How important is customer retention compared to customer acquisition in this market?

It is significantly more expensive to acquire a new customer than to retain an existing one. Therefore, building long-term customer relationships and focusing on customer lifetime value are crucial for sustaining revenue.

What role do value-added services play in defending revenue?

Value-added services, such as specialised support, professional services, and tailored solutions, help providers differentiate their offerings. These services shift the focus away from price, restore margins, and make customers view solutions as unique rather than generic.

Are there any examples of Gamma’s own value-added services in telephony?

Examples include professional services and expert support as part of Service Suite for Microsoft Teams, partner growth frameworks such as the Gamma Edge programme, and intelligent solutions like AI Concierge for SMEs.

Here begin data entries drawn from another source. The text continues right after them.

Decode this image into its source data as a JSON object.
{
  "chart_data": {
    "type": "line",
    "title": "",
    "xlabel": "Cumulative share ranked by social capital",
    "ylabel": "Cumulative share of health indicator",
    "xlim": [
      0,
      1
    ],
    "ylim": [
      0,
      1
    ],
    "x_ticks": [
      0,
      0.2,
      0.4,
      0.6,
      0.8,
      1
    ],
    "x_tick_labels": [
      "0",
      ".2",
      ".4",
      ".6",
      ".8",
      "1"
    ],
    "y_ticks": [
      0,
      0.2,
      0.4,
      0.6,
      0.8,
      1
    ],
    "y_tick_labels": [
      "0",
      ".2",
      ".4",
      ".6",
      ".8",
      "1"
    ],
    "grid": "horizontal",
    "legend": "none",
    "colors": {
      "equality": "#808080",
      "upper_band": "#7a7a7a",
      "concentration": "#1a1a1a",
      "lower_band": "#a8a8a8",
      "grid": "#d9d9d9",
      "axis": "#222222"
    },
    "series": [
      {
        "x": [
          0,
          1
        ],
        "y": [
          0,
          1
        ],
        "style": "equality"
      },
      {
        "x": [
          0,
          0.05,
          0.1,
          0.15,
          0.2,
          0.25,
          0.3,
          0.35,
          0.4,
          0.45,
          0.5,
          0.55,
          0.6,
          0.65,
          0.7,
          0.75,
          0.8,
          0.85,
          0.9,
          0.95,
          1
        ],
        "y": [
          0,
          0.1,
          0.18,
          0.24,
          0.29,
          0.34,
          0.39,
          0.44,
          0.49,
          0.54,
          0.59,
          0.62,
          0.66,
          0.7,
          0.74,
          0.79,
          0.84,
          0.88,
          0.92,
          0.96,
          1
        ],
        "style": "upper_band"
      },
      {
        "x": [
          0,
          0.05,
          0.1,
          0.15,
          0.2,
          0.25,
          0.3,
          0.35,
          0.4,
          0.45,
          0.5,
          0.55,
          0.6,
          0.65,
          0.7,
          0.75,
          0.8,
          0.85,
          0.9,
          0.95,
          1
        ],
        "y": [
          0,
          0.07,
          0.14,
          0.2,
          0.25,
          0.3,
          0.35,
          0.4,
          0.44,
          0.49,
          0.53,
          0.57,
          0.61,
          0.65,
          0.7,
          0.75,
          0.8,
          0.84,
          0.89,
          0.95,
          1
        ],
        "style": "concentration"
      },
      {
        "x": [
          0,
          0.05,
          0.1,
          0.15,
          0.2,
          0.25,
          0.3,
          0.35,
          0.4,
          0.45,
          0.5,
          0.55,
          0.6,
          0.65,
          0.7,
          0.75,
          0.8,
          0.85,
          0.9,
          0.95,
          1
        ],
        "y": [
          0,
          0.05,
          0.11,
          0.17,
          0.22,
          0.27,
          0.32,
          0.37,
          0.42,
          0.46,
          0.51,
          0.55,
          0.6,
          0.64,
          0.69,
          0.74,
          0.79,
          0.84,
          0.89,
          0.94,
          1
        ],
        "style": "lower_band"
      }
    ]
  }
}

How do these value-added services benefit partners and providers?

By offering additional capabilities and support, partners can differentiate themselves in a crowded market, defend their profit margins, and unlock new revenue streams. This approach generates more value from existing products and reduces reliance on competing solely on price.

What strategies can providers use to move beyond price competition?

Providers should introduce real value through specialised support, hands-on training, and access to advanced analytics. Focusing on customer outcomes and unique service wraps helps retain customers and build lasting relationships, ultimately supporting long-term growth.

Why is it important for telephony services to avoid becoming mere commodities?

Telephony services are essential to efficient business communication. By maintaining their uniqueness and adding value, providers can sustain growth, capture greater market share, and avoid the pitfalls of commoditisation.